Escuchó el sonido de sus pasos que se amplificaban en el aire, dejó esa primera sala y entró en la segunda, aún más espléndida, y en un primer momento no pudo ver nada, pero cuando sus ojos se acostumbraron a la penumbra descubrió que el techo quedaba a una altura que no había visto nunca. Una inmensa tela colorada colgaba en el fondo, sobre un escenario de pisos de madera con forma semicircular, y todas esas butacas vacías, forradas en terciopelo bordo, que parecían repetirse hasta el infinito. Se quedó quieta, porque todo en aquel lugar estaba así, inmóvil y en silencio, y sin que pudiera darse cuenta del todo, la pequeña Mariana comprendió en aquel momento que, por más rodeada que estuviera en la vida, siempre iba a estar un poco sola.
Al principio no lo vio, solo escuchó un ruido cerca suyo y después un jadeo como de perro cansado. Luego sí pudo verlo bien. Un hombre estaba sentado en una de esas butacas, a unos cinco metros de distancia, con las dos piernas levantadas apoyadas sobre el respaldo de la fila de adelante. La miraba fijamente, de costado, con la boca un poco abierta y los ojos arrugados como si intentara verla mejor. La pequeña Mariana no se asustó. Le llamó la atención esos dos puntos brillantes en la oscuridad, que la miraban del mismo modo que otros ojos en la calle ya la habían mirado antes, furtivamente, como si estuviesen encendidos y muertos al mismo tiempo. El cuerpo del hombre se sacudía un poco para adelante y para atrás, como si temblara o estuviese enfermo. Tenía los pantalones bajos, arremangados en los tobillos, y se le veían las piernas desnudas. El hombre alargó el brazo para llamarla, pero la pequeña Mariana ya corría hacia la luz que veía desde la calle, pasaba a los tumbos por entre el cerco de obra y atravesaba la plaza rumbo a su casa.
No le había contado nunca a nadie esta historia, y no había vuelto jamás a ese teatro, incluso cuando lo habían inaugurado con bombos y platillos en un acontecimiento que abarcó al pueblo entero de Colonia Vela. Y siempre que caminaba por esa calle, aunque ya hubieran transcurrido muchos años, apuraba el paso o se ponía a correr.

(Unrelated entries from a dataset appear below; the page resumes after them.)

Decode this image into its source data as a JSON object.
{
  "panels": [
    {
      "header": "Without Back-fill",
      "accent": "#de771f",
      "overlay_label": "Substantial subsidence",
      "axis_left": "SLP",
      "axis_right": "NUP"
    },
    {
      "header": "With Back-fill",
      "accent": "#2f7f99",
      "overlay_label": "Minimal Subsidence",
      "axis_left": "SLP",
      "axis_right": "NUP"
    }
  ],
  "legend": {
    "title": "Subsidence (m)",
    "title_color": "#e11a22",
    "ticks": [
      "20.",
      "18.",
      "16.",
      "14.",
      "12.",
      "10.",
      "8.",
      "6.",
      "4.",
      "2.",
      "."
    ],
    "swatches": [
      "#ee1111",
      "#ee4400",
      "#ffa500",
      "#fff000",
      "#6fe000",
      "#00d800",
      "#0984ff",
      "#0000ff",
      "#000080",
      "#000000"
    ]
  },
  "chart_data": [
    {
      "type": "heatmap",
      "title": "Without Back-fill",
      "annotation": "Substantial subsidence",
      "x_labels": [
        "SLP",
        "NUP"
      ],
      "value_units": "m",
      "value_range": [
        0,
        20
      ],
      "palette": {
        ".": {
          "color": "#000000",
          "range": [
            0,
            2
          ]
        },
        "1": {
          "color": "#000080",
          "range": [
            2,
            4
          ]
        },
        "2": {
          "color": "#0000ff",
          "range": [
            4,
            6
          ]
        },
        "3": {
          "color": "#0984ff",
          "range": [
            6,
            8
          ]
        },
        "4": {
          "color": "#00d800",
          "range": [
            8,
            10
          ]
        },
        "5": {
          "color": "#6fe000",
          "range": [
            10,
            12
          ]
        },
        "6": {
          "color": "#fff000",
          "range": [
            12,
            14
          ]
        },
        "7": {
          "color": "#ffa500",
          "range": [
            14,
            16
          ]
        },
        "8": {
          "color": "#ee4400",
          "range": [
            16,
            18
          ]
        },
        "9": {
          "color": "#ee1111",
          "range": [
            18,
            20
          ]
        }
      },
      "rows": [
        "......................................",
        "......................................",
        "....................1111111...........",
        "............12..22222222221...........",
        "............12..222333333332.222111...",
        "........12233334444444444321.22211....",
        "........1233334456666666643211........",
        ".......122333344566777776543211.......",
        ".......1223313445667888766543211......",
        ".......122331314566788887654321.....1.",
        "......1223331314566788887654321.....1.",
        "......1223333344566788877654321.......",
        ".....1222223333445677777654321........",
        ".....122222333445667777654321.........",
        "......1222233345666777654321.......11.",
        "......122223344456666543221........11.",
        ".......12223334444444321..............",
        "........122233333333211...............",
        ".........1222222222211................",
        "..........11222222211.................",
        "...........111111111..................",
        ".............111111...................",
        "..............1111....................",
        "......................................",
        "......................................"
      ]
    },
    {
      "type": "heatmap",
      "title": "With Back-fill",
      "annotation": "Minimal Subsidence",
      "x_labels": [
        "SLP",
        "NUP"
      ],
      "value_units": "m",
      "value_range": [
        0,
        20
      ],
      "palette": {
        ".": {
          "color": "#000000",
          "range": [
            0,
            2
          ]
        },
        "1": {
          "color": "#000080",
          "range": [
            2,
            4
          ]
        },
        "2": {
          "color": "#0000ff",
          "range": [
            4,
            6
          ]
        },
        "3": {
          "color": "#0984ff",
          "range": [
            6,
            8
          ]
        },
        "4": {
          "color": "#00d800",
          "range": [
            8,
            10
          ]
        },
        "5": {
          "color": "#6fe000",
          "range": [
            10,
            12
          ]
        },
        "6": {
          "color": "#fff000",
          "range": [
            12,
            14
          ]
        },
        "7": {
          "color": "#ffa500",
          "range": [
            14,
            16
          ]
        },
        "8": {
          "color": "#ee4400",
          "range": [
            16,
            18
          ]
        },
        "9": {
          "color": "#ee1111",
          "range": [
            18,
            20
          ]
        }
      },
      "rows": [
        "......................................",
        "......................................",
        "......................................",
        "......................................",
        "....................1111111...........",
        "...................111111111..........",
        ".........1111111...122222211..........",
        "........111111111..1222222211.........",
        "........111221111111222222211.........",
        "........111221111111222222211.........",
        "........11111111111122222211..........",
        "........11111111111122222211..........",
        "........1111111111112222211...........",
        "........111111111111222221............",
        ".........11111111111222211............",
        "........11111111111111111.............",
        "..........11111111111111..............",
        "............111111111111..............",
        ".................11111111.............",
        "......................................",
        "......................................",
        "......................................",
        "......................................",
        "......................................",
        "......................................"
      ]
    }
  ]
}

Mariana no supo bien por qué recordaba todo eso ahora, era la primera en llegar a esa sala de pre embarque, así que se sentó al fin en el primer asiento más cercano y se dispuso a esperar. Le temblaban las manos, no había comido nada desde que el micro se había detenido en medio de aquella ruta desolada, donde había aprovechado para ir al baño y tomar un café de porquería en el bar de la estación de servicio; ahora no se atrevía a moverse por miedo a perder el vuelo, que el avión de pronto comenzara a carretear por la pista y la abandonara allí. Por nada del mundo le quitaría la vista de encima a la bocha metálica del micrófono por donde otra empleada de Iberia debería anunciar el vuelo número mil ochocientos dieciséis rumbo a la ciudad de Barcelona.
Un momento después, la sala de pre embarque se llenó de gente, como si todos los pasajeros hubieran llegado casi al mismo tiempo, y minutos más tarde, Mariana ya caminaba a través de aquel túnel vidriado que se movía con el viento, agradecía la bienvenida de la azafata, y al entrar en la aeronave sintió en el aire un olor dulce y pesado que corría a través de los ductos de ventilación. Caminó unos breves pasos más, y se acomodó en su asiento. Se abrochó el cinturón de seguridad, y estuvo tentada de quitarse los zapatos, pero no lo hizo; se le revolvían las tripas del hambre, sin embargo intentaba mantener la sonrisa, como si alguien fuese a aparecer de repente para tomarle una foto.